Senin, 25 Januari 2010

Paradigma Total Quality Management (TQM)

Mutu yang dihasilkan oleh bangsa Jepang sangat ditentukan oleh perbaikan terus menerus yang dilakukan. Mereka yakin bahwa mutu adalah bagian dari produk yang dibuat dan mutu merupakan tanggungjawab semua karyawan mulai dari Presiden Direktur sampai tingkat terendah yang terlibat dalam proses yang mempengaruhi mutu. Di Amerika Serikat, 20-25% dari biaya produksi hanya digunakan untuk mencari dan memperbaiki kesalahan-kesalahan yang terjadi. Sementara di Jepang, hanya 3% saja yang digunakan untuk aktivitas tersebut. Yang terjadi pada bangsa Jepang adalah bahwa seorang operator juga melaksanakan proses inspeksi selama berlangsungnya suatu proses produksi, ia bahkan juga bisa menganalisa sampai mengambil inisiatif perbaikan untuk ketidaksesuaian yang ditemui.

Cara kerja ini ternyata berhasil meningkatkan

semangat kerja dan motivasi karyawan. Hanya masalah-masalah yang tak dapat diselesaikan di tingkat bawahlah yang baru dibawa ke tingkat yang lebih tinggi. Dengan usaha tambahan dari para pekerja, pengiriman yang tepat waktu dan menjaga persediaan stok serendah mungkin telah menjadi suatu motivasi bagi para pekerja. Kondisi ini secara tidak langsung juga mempengaruhi dan membina para pemasok, sehingga standar mutu yang tinggi selalu terjaga. Kira-kira seperti itulah Mutu yang diharapkan oleh Perusahaan kita. Mutu seperti ini dapat dicapai dan diwujudkan salah satunya dengan menerapkan TQM, dimana TQM diharapkan dapat membentuk seluruh karyawan menjadi satu pondasi yang luar biasa kuat yang dapat menopang pilar-pilar lainnya dengan kokoh, sehingga sampai ke bagian atap dan membentuk suatu bangunan yang sempurna sesuai dengan harapan bersama dan menjadi kebanggaan bersama pula.
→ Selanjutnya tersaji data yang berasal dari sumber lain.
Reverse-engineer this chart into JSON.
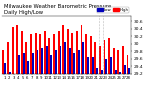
{
  "title": "Milwaukee Weather Barometric Pressure",
  "subtitle": "Daily High/Low",
  "legend_blue": "Low",
  "legend_red": "High",
  "ylim": [
    29.2,
    30.75
  ],
  "yticks": [
    29.2,
    29.4,
    29.6,
    29.8,
    30.0,
    30.2,
    30.4,
    30.6
  ],
  "ytick_labels": [
    "29.2",
    "29.4",
    "29.6",
    "29.8",
    "30",
    "30.2",
    "30.4",
    "30.6"
  ],
  "color_high": "#ff0000",
  "color_low": "#0000bb",
  "background": "#ffffff",
  "num_days": 28,
  "highs": [
    29.85,
    30.05,
    30.45,
    30.5,
    30.35,
    30.05,
    30.25,
    30.3,
    30.25,
    30.35,
    30.15,
    30.25,
    30.35,
    30.5,
    30.4,
    30.3,
    30.35,
    30.5,
    30.25,
    30.2,
    30.05,
    29.95,
    30.1,
    30.15,
    29.9,
    29.85,
    29.95,
    29.7
  ],
  "lows": [
    29.5,
    29.25,
    29.1,
    29.7,
    29.75,
    29.55,
    29.75,
    29.85,
    29.9,
    29.95,
    29.7,
    29.85,
    29.95,
    30.05,
    29.9,
    29.75,
    29.85,
    30.05,
    29.65,
    29.65,
    29.35,
    29.3,
    29.6,
    29.65,
    29.3,
    29.25,
    29.45,
    29.35
  ],
  "xlabels": [
    "1",
    "2",
    "3",
    "4",
    "5",
    "6",
    "7",
    "8",
    "9",
    "10",
    "11",
    "12",
    "13",
    "14",
    "15",
    "16",
    "17",
    "18",
    "19",
    "20",
    "21",
    "22",
    "23",
    "24",
    "25",
    "26",
    "27",
    "28"
  ],
  "bar_width": 0.42,
  "dotted_vlines": [
    20.5,
    21.5
  ],
  "ylabel_fontsize": 3.2,
  "xlabel_fontsize": 2.8,
  "title_fontsize": 3.8,
  "legend_fontsize": 2.8
}
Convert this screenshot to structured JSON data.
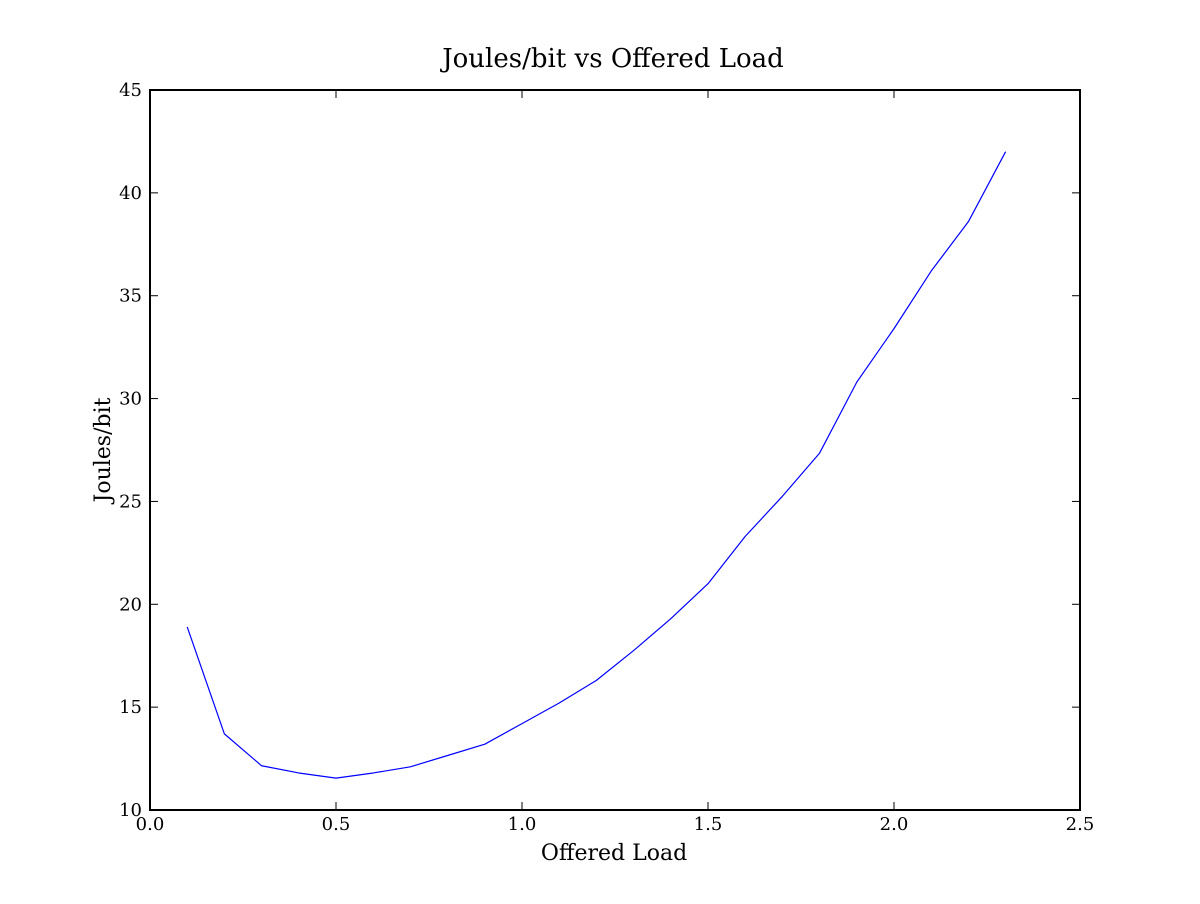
{
  "chart_data": {
    "type": "line",
    "title": "Joules/bit vs Offered Load",
    "xlabel": "Offered Load",
    "ylabel": "Joules/bit",
    "xlim": [
      0.0,
      2.5
    ],
    "ylim": [
      10,
      45
    ],
    "xticks": [
      0.0,
      0.5,
      1.0,
      1.5,
      2.0,
      2.5
    ],
    "xtick_labels": [
      "0.0",
      "0.5",
      "1.0",
      "1.5",
      "2.0",
      "2.5"
    ],
    "yticks": [
      10,
      15,
      20,
      25,
      30,
      35,
      40,
      45
    ],
    "ytick_labels": [
      "10",
      "15",
      "20",
      "25",
      "30",
      "35",
      "40",
      "45"
    ],
    "grid": false,
    "series": [
      {
        "color": "#0000ff",
        "x": [
          0.1,
          0.2,
          0.3,
          0.4,
          0.5,
          0.6,
          0.7,
          0.8,
          0.9,
          1.0,
          1.1,
          1.2,
          1.3,
          1.4,
          1.5,
          1.6,
          1.7,
          1.8,
          1.9,
          2.0,
          2.1,
          2.2,
          2.3
        ],
        "y": [
          18.9,
          13.7,
          12.15,
          11.8,
          11.55,
          11.8,
          12.1,
          12.65,
          13.2,
          14.2,
          15.2,
          16.3,
          17.75,
          19.3,
          21.0,
          23.3,
          25.25,
          27.35,
          30.8,
          33.4,
          36.2,
          38.6,
          42.0
        ]
      }
    ]
  }
}
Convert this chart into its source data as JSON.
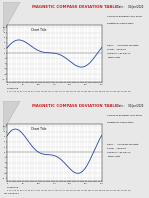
{
  "title": "MAGNETIC COMPASS DEVIATION TABLE",
  "chart_title": "Chart Title",
  "bg_color": "#e8e8e8",
  "page_color": "#ffffff",
  "chart_bg": "#ffffff",
  "grid_color": "#cccccc",
  "line_color": "#2244aa",
  "title_color": "#cc2222",
  "ylim": [
    -11,
    11
  ],
  "xlim": [
    0,
    360
  ],
  "date_text": "Date :     01/Jan/2020",
  "right_text1": "Compass deviation and other",
  "right_text2": "additional information",
  "race_text": "Race :    Compass Deviate",
  "vessel_text": "Vessel :  ABCDE N",
  "compass_text": "Compass: ABCD/EF W",
  "coeff_text": "Coefficients",
  "bottom_label": "N Heading",
  "page1_subtext": "",
  "page2_subtext": "No. COURSE 2",
  "curve1_phase": 15,
  "curve1_amp": 5.5,
  "curve2_phase": 35,
  "curve2_amp": 9.0
}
Secara spesifik TQM dapat didefinisikan sebagai suatu sistem manajemen yang dinamis yang mengikutsertakan seluruh anggota organisasi dengan penerapan konsep dan teknik pengendalian mutu untuk mencapai kepuasan pelanggan dan kepuasan yang mengerjakannya.



8 Elemen TQM

Mutu Terpadu (Total Quality ) merupakan sebuah deskripsi dari budaya, sikap, dan organisasi, dari sebuah perusahaan yang berusaha untuk menyediakan produk dan pelayanan yang bisa memuaskan atau memenuhi kebutuhan pelanggannya. Budaya tersebut meletakkan mutu dalam semua aspek operasional perusahaan, dengan proses-proses yang dilakukan secara benar pertama kali, dan cacat (defect) atau pemborosan dihilangkan dari operasi.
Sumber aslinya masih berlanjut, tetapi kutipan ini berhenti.